The goal of communication is to convey meaning and information between people. With that in mind, modeling this process has taken two forms over the years as our knowledge and understanding of the field has changed, as well as how technology has changed.
Linear Model of Communication
The linear model of communication is an early communication model created by Shannon and Weaver which visualizes the transfer of information as an act being done to the receiver by the sender. Understanding several key terms is important in order to follow the model. These terms are:
Sender: the message creator.
Encoding: the process of putting thoughts into messages through the creation of content and symbols.
Decoding: the process of interpreting and assigning meaning to a message.
Message: the transmitted information.
Channel: the medium through which the message passes.
Receiver: the target of the sender and collector of the message.
Noise: those distractions which interfere with the transmission of the message.
This linear model is great for electronic media, such as radio and television, because of its one way nature, but it encounters several problems when looking at other channels.
As we all know, conversations with your friends and others are never one way, but rather they are back-and-forth, which is a problem with the linear model. A second problem is that encoding is typically done unconsciously. And finally, a third problem is that other factors like culture, environment, and relational history often come in play to affect the message.
Due to these problems, a better model was created: the transactional model of communication.
Transactional Model of Communication
The transactional model, unlike the linear, recognizes that communication is a simultaneous process and therefore switched both the terms “sender” and “receiver” to “communicator.”
It also adds “environment,” which embraces not only physical location, but also personal experiences and cultural backgrounds.

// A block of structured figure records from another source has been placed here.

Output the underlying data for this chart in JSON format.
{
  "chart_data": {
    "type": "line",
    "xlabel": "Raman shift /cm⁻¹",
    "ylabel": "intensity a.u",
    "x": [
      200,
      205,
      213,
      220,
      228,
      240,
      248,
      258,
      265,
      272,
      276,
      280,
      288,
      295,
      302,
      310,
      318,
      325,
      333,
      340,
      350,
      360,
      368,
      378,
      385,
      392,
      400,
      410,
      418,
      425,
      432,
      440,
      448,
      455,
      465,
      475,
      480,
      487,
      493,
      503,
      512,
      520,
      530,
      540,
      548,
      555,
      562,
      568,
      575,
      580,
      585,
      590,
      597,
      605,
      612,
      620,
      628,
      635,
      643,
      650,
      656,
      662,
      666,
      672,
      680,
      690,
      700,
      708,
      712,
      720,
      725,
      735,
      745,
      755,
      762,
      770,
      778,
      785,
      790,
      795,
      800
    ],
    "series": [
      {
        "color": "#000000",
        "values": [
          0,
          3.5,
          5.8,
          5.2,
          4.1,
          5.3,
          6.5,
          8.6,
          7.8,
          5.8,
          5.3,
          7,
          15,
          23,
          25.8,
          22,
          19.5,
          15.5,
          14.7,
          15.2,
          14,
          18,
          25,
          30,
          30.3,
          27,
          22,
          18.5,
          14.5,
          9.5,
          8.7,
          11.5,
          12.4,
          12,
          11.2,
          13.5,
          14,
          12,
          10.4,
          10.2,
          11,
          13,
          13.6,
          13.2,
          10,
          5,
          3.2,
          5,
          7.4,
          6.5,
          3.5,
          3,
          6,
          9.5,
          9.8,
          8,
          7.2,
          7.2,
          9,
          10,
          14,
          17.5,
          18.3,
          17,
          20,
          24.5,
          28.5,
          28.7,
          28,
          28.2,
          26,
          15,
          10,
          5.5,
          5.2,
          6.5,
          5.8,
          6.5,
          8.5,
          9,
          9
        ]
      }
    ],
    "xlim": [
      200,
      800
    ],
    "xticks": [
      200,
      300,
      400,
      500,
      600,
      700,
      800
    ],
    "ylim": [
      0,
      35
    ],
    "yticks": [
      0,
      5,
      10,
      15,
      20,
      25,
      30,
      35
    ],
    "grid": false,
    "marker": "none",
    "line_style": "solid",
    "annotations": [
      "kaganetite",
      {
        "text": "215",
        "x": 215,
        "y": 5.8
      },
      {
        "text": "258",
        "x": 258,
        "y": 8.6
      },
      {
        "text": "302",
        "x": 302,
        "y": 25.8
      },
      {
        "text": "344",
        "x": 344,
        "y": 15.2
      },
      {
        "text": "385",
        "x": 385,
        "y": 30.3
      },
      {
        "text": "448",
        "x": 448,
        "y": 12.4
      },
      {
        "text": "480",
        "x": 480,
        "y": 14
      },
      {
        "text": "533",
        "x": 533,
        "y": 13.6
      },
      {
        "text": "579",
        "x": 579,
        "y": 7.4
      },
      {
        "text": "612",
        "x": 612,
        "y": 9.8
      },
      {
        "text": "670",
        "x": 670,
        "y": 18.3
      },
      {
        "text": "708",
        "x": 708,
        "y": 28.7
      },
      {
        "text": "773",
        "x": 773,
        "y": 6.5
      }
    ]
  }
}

These changes can be seen in the model.
Another change you will notice in the transactional model is the overlap between each communicator. This recognizes similarities between each communicator’s environment. The model displays how communication becomes more difficult when communicator’s have less in common.
In addition, the transactional model recognizes how the type of channel can affect meaning. For example, the words “I love you” have a much different meaning if they are said through a billboard than through a voicemail.
In the linear model, noise is solely external noise; for example, loud music while trying to converse. The transactional model says that two other types of noise exist:
Physiological Noise: biological factors that interfere with communication (i.e. illness, fatigue, etc.)
Psychological Noise: the forces within that interfere with communication (i.e. an unwillingness to listen)
Overall, the transactional model realizes that it is not what we do to each other as senders and receivers, but it is what we do with each other as communicators.